The group included Nicolò Beretta, the designer behind Giannico, and Sarah Flint, creative director of an eponymous line. Other participants were designer Den Ly, winner of the FFANY & Arsutoria Joseph C. Moore Scholarship, and Kelsey Lyle, associate fashion director of Saks Fifth Avenue. FN fashion editor Shannon Adducci moderated the discussion.
Here are four pieces of advice the group offered up for fresh designers.
Focus on working with the right manufacturer: “At first it was hard because I had no technical knowledge. I just had a strong creative mind,” Beretta said. “Manufacturing is always the most difficult part. It’s hard to make someone understand from scratch what your idea is.” The designer said that after changing his production strategy, his collection is now produced at one of the best factories in Italy. “It’s super-organized, and from an aesthetic point of view, it’s amazing.” Lee said that he has focused on studying and learning about the Cambodian footwear landscape. “The industry is blowing up,” he said.

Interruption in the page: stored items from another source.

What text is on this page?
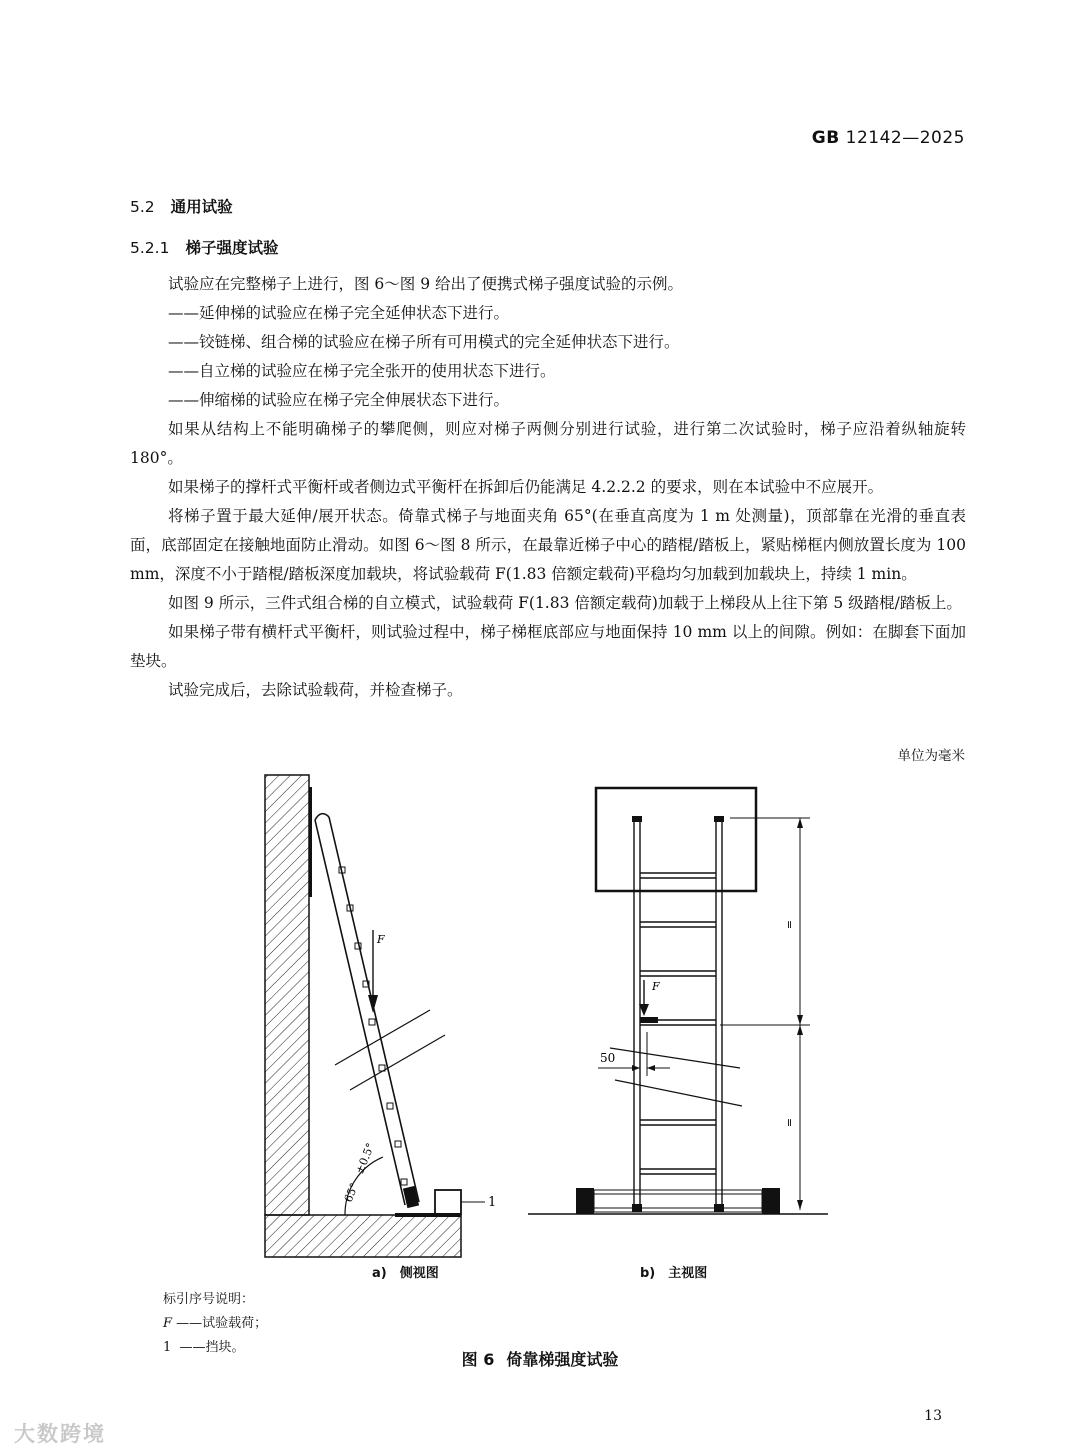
GB 12142—2025
5.2 通用试验
5.2.1 梯子强度试验

试验应在完整梯子上进行，图 6～图 9 给出了便携式梯子强度试验的示例。

——延伸梯的试验应在梯子完全延伸状态下进行。

——铰链梯、组合梯的试验应在梯子所有可用模式的完全延伸状态下进行。

——自立梯的试验应在梯子完全张开的使用状态下进行。

——伸缩梯的试验应在梯子完全伸展状态下进行。

如果从结构上不能明确梯子的攀爬侧，则应对梯子两侧分别进行试验，进行第二次试验时，梯子应沿着纵轴旋转 180°。

如果梯子的撑杆式平衡杆或者侧边式平衡杆在拆卸后仍能满足 4.2.2.2 的要求，则在本试验中不应展开。

将梯子置于最大延伸/展开状态。倚靠式梯子与地面夹角 65°(在垂直高度为 1 m 处测量)，顶部靠在光滑的垂直表面，底部固定在接触地面防止滑动。如图 6～图 8 所示，在最靠近梯子中心的踏棍/踏板上，紧贴梯框内侧放置长度为 100 mm，深度不小于踏棍/踏板深度加载块，将试验载荷 F(1.83 倍额定载荷)平稳均匀加载到加载块上，持续 1 min。

如图 9 所示，三件式组合梯的自立模式，试验载荷 F(1.83 倍额定载荷)加载于上梯段从上往下第 5 级踏棍/踏板上。

如果梯子带有横杆式平衡杆，则试验过程中，梯子梯框底部应与地面保持 10 mm 以上的间隙。例如：在脚套下面加垫块。

试验完成后，去除试验载荷，并检查梯子。

单位为毫米
F
1
65°　±0.5°
F
50
=
=
a)　侧视图	b)　主视图
标引序号说明：
F ——试验载荷；
1 ——挡块。
图 6 倚靠梯强度试验
13
大数跨境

Keep tweaking your business model: Flint, who just took her business direct-to-consumer, said she realized she had to change her strategy to take the brand to the next level. “We had incredible wholesale partners, and we couldn’t have gotten to where we are without them,” Flint said. “But we weren’t really optimized to grow. Even if you’re luxury, you’re optimized at $300 to $600.” To bring her price point down, she decided to go directly to the consumer and eliminate the middleman. “We didn’t want to change the quality, and we wanted to talk to the consumer more directly,” Flint said.
Offer something different from anyone else: “Our customer loves newness and novelty,” Lyle said. “Overall, it’s important for a retailer to see a lot of breadth in the collection. We also want to see the collection grow over time. I typically see designers for a few seasons before we bring them on.”

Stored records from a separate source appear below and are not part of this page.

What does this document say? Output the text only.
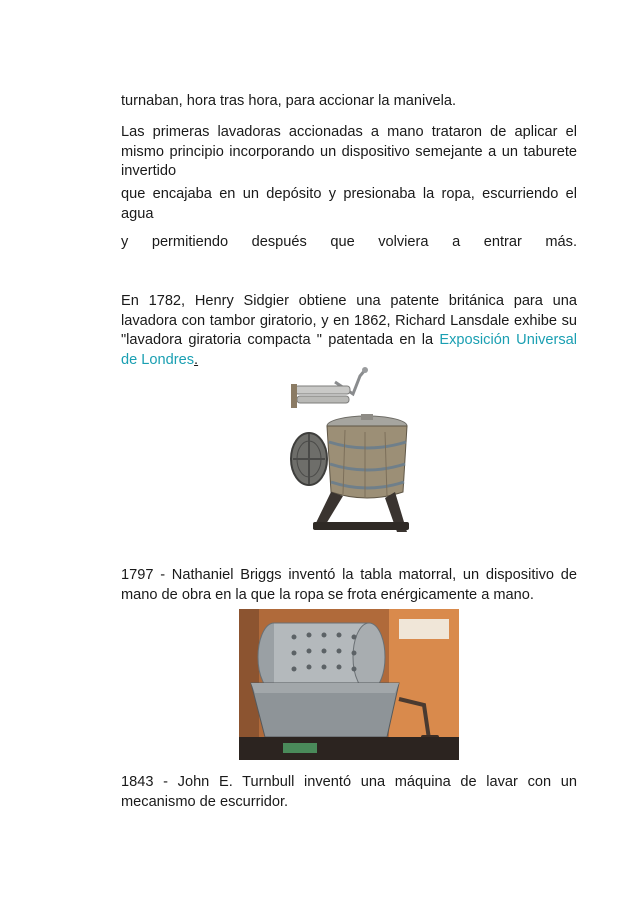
turnaban, hora tras hora, para accionar la manivela.

Las primeras lavadoras accionadas a mano trataron de aplicar el mismo principio incorporando un dispositivo semejante a un taburete invertido

que encajaba en un depósito y presionaba la ropa, escurriendo el agua

y permitiendo después que volviera a entrar más.

En 1782, Henry Sidgier obtiene una patente británica para una lavadora con tambor giratorio, y en 1862, Richard Lansdale exhibe su "lavadora giratoria compacta " patentada en la Exposición Universal de Londres.

1797 - Nathaniel Briggs inventó la tabla matorral, un dispositivo de mano de obra en la que la ropa se frota enérgicamente a mano.

1843 - John E. Turnbull inventó una máquina de lavar con un mecanismo de escurridor.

Find someone you trust to help you create a long-term strategy: “I like to be an entrepreneur. I like the challenge,” Beretta said. “The most difficult part is creating the plan to get out there and decide what’s most important. You have to make a lot of choices. My mother has been very helpful in helping me manage that.” Flint said her father helped her get her business of the ground. “I didn’t get a business partner until my fourth year,” she said. Flint also found it useful to bring in one of her older board members to help navigate tough discussions. “The industry in the U.S. is accepting of young people,” Flint said. “But it was very challenging in Italy, and fundraising was also challenging.”